As I think I’ve said before, one of my least favorite criticism of a book or movie is that it “has no plot.” Unless we’re talking about some really experimental stuff, every story has a plot because in every story SOMETHING happens. It might not be huge, it might not be life changing, but it’s something. What folks mean when they say that, I’ve decided, is not that “nothing happens,” but that “nothing happens that I care about.” In other words, the events of the story just wash over you and leave no residue.
It would be wrong to say nothing happens in Saturn Run, a collaboration between novelist John Sandford and Ctein (the first a long-time writer of thrillers, the second an artist, apparently). Quite a bit happens, given the setup and all, but I can safely say that nothing happens that I cared about, at least until the last quarter of the book or so. By that point, I couldn’t be roused to give much of a shit.
The setup is fairly standard – an alien ship appears in our solar system, is discovered by accident, and we humans head out to make first contact. What Saturn Run adds to the mix is a race to get there run by American and Chinese spacecraft, each taking different routes using different tech to make it to Saturn first. We spend almost all of the first three quarters of the book on the American ship (including its dealings with the American government back here on Earth), which wins the race. It’s reward? Being the first to a kind of interstellar truck stop full of fuel, science, and tech. Actual aliens are nowhere to be found.
The journey to get there is long and shot through with lots of technical data dumps, but precious little of concern actually happens. Partly this is down to the characters, who basically just function as pieces to move around as the plot requires. The closest thing to a main character, Sandy, begins as a skirt-chasing surfer waiting to inherit family money, only for us to learn he’s actually a kick ass solder suffering from PTSD; but he goes back to surfer mode on the trip while acting as the official expedition cinematographer (at which he’s also kick ass). None of this ultimately matters, since he has no motivation and we don’t care why he does anything he does.
In fact, it’s hard to care about anything that happens. For instance, before the American ship (named after Richard Nixon, a clever nod to his dealings with China) leaves Earth orbit there is a test of its system for dealing with excess heat built up by its drive system. The test goes wrong, but there’s no drama in this. The chief engineer explains calmly that this kind of thing happens, it’s why you test first, and it’s just a problem to be solved (and it is). This is a great attitude to have in the real world, but it sucks when it comes to fiction. If every problem gets solved without much consequence, why should I care about them? Same goes for the mysterious failure of half the drive system once they’re underway, which doesn’t matter because the ship already has enough momentum to get to Saturn before the Chinese.
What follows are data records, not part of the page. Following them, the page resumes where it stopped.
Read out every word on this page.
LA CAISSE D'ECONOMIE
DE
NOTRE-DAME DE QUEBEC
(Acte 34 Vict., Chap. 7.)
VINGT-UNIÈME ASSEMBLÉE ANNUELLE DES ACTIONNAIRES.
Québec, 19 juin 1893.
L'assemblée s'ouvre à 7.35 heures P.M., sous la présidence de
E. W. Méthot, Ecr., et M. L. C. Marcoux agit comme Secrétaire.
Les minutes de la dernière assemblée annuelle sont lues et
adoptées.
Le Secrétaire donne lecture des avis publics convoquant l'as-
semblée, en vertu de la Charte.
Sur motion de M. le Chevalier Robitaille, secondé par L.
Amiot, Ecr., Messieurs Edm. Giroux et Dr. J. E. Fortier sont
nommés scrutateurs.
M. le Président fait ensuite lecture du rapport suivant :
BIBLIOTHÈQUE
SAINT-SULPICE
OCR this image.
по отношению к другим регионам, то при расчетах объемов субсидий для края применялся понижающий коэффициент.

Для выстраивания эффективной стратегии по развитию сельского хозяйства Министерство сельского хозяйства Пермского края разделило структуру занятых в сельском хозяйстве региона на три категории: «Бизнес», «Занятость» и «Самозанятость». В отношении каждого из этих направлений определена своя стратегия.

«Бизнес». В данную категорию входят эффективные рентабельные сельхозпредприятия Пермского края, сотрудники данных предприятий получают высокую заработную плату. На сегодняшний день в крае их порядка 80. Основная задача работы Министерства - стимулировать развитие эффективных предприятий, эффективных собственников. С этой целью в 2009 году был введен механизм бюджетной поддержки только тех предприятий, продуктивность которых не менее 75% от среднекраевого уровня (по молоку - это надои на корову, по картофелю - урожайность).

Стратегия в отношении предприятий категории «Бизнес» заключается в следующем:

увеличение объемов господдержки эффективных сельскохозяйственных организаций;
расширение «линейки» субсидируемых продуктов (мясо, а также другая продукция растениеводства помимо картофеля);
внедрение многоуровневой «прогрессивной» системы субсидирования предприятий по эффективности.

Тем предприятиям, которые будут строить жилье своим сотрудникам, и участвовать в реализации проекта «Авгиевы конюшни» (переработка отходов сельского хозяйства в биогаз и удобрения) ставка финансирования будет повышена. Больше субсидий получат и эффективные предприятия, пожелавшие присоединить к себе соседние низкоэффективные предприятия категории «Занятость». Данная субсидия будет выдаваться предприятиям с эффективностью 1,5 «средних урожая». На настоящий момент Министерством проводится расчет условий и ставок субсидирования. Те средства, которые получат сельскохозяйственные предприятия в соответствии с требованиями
Even when stuff happens to people there isn’t really much to it. The engineer? She dies mid trip due to another accident, just after she and Sandy have started sleeping together. Thanks to spiffy drugs and just the way this book is written this basically has no impact on anybody. It doesn’t even impact the ship in general, as her second chair engineer steps up and does a fine job. That kind of sums up this book in a nutshell to me – if a main character dies and nobody in the book cares, why should I? And don’t even get me started about the cat.
Things improve once the Chinese arrive on the scene, but not enough. For one thing, all of a sudden we begin to get POV scenes from the Chinese involving character’s we’ve never met through the rest of the book. I should care about them why? Kept at a distance they could have been vague bad guys with shady motivations, but we get enough into their heads to know what’s going on without any emotional investment to go along with it. The book builds some goodwill toward the end as it powers to a fairly cynical conclusion, but it weaves at the last moment and destroys that, too.
It’s entirely possible that I’m not the target audience for Saturn Run. It’s hard science fiction in the most literal sense – the space travel and what happens at Saturn are based on extrapolations from known science and are pretty realistic. There are no warp drives or teleporters here. In fact, there’s a half-hour afterword on the audiobook version diving deeply into the science involved. That I skipped it indicates that this book was never for me in the first place.
But there’s no reason why hard sci-fi, focused on known science and clever, plausible problem solving, can’t also be compelling drama. If you only care about the engineering challenges and how they’re met, this is the book for you. If you want characters that matter to you going through situations that have consequences that matter, I’d suggest looking elsewhere.